Diritto del lavoro degli anni 2000. Libro bianco, Decreto Biagi

Diritto del lavoro degli anni 2000. Libro bianco, Decreto Biagi

Con il secondo Governo Berlusconi si è aperto un acceso dibattito sulla Riforma del mercato del lavoro e al centro della questione, vi fu il conflitto politico-sociale che nel 2002 si ebbe sulla revisione, poi rientrata, dell’articolo 18 dello Statuto dei diritti dei lavoratori.

Il dibattito non poteva che essere obbligatorio visto che nel 2000 il Consiglio europeo di Lisbona, aveva fissato l’ambizioso obiettivo di portare l’Europa allo stesso livello competitivo degli Stati Uniti, investendo:

  • Nella ricerca
  • Nell’innovazione
  • Nell’aumentare il tasso di occupazione al 70% entro il 2010 (obiettivo quest’ultimo del tutto mancato dall’Italia).

Libro bianco

Ritornando all’Italia, il Governo Berlusconi ai fini della questione lavoro, presenta nell’ottobre 2001 il c.d. Libro bianco sul mercato del lavoro, il quale aveva una priorità e cioè quello di incrementare il tasso di occupazione in Italia, mediante l’uso di politiche che rendessero il mercato del lavoro più dinamico e flessibile.

In altre parole, bisognava tutelare il lavoratore tutelando non il rapporto di lavoro, ma il mercato del lavoro e quindi proteggere di meno i già occupati, per consentire ai non occupati grazie alla flessibilità di trovare nel breve termine un altro posto di lavoro.

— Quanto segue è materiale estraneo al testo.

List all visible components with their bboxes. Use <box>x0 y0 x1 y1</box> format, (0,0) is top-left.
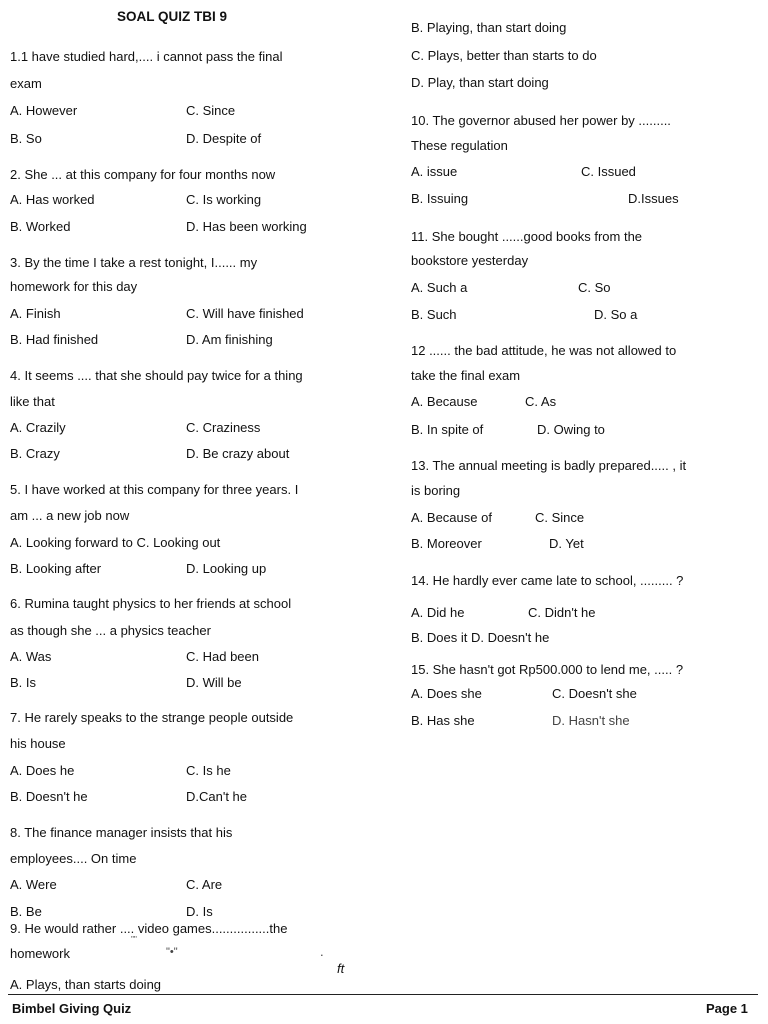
question-14-option-a: A. Did he <box>411 605 465 620</box>
question-5-stem-cont: am ... a new job now <box>10 508 130 523</box>
question-8-option-d: D. Is <box>186 904 213 919</box>
question-11-option-b: B. Such <box>411 307 457 322</box>
question-8-option-a: A. Were <box>10 877 57 892</box>
question-5-option-d: D. Looking up <box>186 561 267 576</box>
question-10-option-b: B. Issuing <box>411 191 469 206</box>
page-title: SOAL QUIZ TBI 9 <box>117 9 228 24</box>
question-7-stem: 7. He rarely speaks to the strange people outside <box>10 710 294 725</box>
question-9-stem: 9. He would rather .... video games................the <box>10 921 288 936</box>
question-15-option-b: B. Has she <box>411 713 475 728</box>
question-1-option-c: C. Since <box>186 103 236 118</box>
question-6-option-c: C. Had been <box>186 649 259 664</box>
question-11-stem: 11. She bought ......good books from the <box>411 229 643 244</box>
question-2-option-b: B. Worked <box>10 219 71 234</box>
question-7-stem-cont: his house <box>10 736 66 751</box>
question-5-option-b: B. Looking after <box>10 561 102 576</box>
question-4-option-c: C. Craziness <box>186 420 261 435</box>
question-3-option-d: D. Am finishing <box>186 332 273 347</box>
question-10-option-c: C. Issued <box>581 164 636 179</box>
question-8-stem: 8. The finance manager insists that his <box>10 825 233 840</box>
footer-title: Bimbel Giving Quiz <box>12 1001 132 1016</box>
scan-mark: "•" <box>166 946 178 958</box>
question-2-option-d: D. Has been working <box>186 219 307 234</box>
question-12-option-a: A. Because <box>411 394 478 409</box>
question-9-option-b: B. Playing, than start doing <box>411 20 567 35</box>
question-15-option-d: D. Hasn't she <box>552 713 630 728</box>
question-6-stem-cont: as though she ... a physics teacher <box>10 623 211 638</box>
question-2-stem: 2. She ... at this company for four months now <box>10 167 276 182</box>
question-13-option-c: C. Since <box>535 510 585 525</box>
question-4-option-d: D. Be crazy about <box>186 446 290 461</box>
question-3-stem: 3. By the time I take a rest tonight, I...... my <box>10 255 258 270</box>
question-1-stem-cont: exam <box>10 76 42 91</box>
question-2-option-a: A. Has worked <box>10 192 95 207</box>
question-4-stem: 4. It seems .... that she should pay twice for a thing <box>10 368 303 383</box>
question-7-option-b: B. Doesn't he <box>10 789 88 804</box>
question-4-option-a: A. Crazily <box>10 420 66 435</box>
question-1-option-d: D. Despite of <box>186 131 262 146</box>
question-15-option-c: C. Doesn't she <box>552 686 637 701</box>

Una parte del Libro bianco è stata tradotta in provvedimenti legislativi, si è infatti avuta:

  • Una nuova disciplina del contratto di lavoro a tempo determinato
  • La Riforma dell’orario di lavoro e dei riposi
  • La Riforma del mercato del lavoro, adottata con il d.lgs. n. 276/2003, il c.d. Decreto Biagi. Quest’ultimo ha infatti:

Realizzato un ulteriore apertura ai privati nei servizi per il lavoro:

Modificato rendendo più flessibile, la disciplina di alcuni contratti atipici come:

  • Il lavoro a tempo parziale
  • O il lavoro somministrato

Introdotto nuove forme più flessibili di lavoro, si pensi a quelli che sono:

  • Lavoro intermittente
  • Contratto di inserimento
  • Lavoro ripartito
  • Lavoro accessorio

Riformato il contratto di apprendistato

Introduzione del contratto di collaborazione a progetto

Dualismo nel mercato del lavoro

Ne consegue che il legislatore nel cercare di introdurre e disciplinare la flessibilità, non ha eliminato la disciplina del rapporto di lavoro standard, ma ha semplicemente consentito l’uso di forme contrattuali, per così dire, non standard.

Ciò ha fatto sì che si creasse un dualismo all’interno del mercato del lavoro, più precisamente ha fatto sì che vi fossero, lavoratori di serie A dotati delle vecchie e forti garanzie e lavoratori di serie B con garanzie e tutele blandi e in certi casi nulle.

Si osservi che sul piano concreto detto dualismo si è posto in essere, anche a causa di quella parte del Libro bianco a cui non si è data attuazione per grave carenza di risorse finanziarie. Sto parlando della parte inerente agli ammortizzatori sociali e alle misure di welfare in generale, che avrebbero dovuto in qualche modo compensare le esigenze dei lavoratori flessibili.

In altre parole, ci simo trovati davanti a lavoratori che si sono visti ridurre le tutele inerenti al rapporto di lavoro, senza che abbiano ricevuto tutele maggiori sul piano del mercato del lavoro.

La precarietà

A causa di ciò si è cominciato a parlare della precarietà del lavoro, intesa come degenerazione patologica della flessibilità.

Ne consegue che sono definite precarie, tutte quelle persone che:

  • Con il proprio lavoro e quindi autonomamente, non sono in grado di raggiungere o mantenere un dignitoso livello di benessere economico.

In definitiva il Decreto Biagi

Se volessimo fare un resoconto, potremmo dire che il Decreto Biagi non ha fatto altro che continuare quella tendenza a rendere il lavoro flessibile, che si era avviata negli anni ’90 e che ha in qualche modo contribuito a ridurre il tasso di disoccupazione, con un debole incremento del tasso di occupazione.

In altre parole, detto Decreto non è riuscito a risolvere problemi come:

  • Il basso tasso di occupazione di donne, anziani e giovani.
  • La presenza di un’alta percentuale di disoccupati di lunga durata.
  • Il problema del lavoro nero stimato in circa il 25% del PIL.
  • La situazione del Sud Italia che è negativa su quasi tutti i fronti.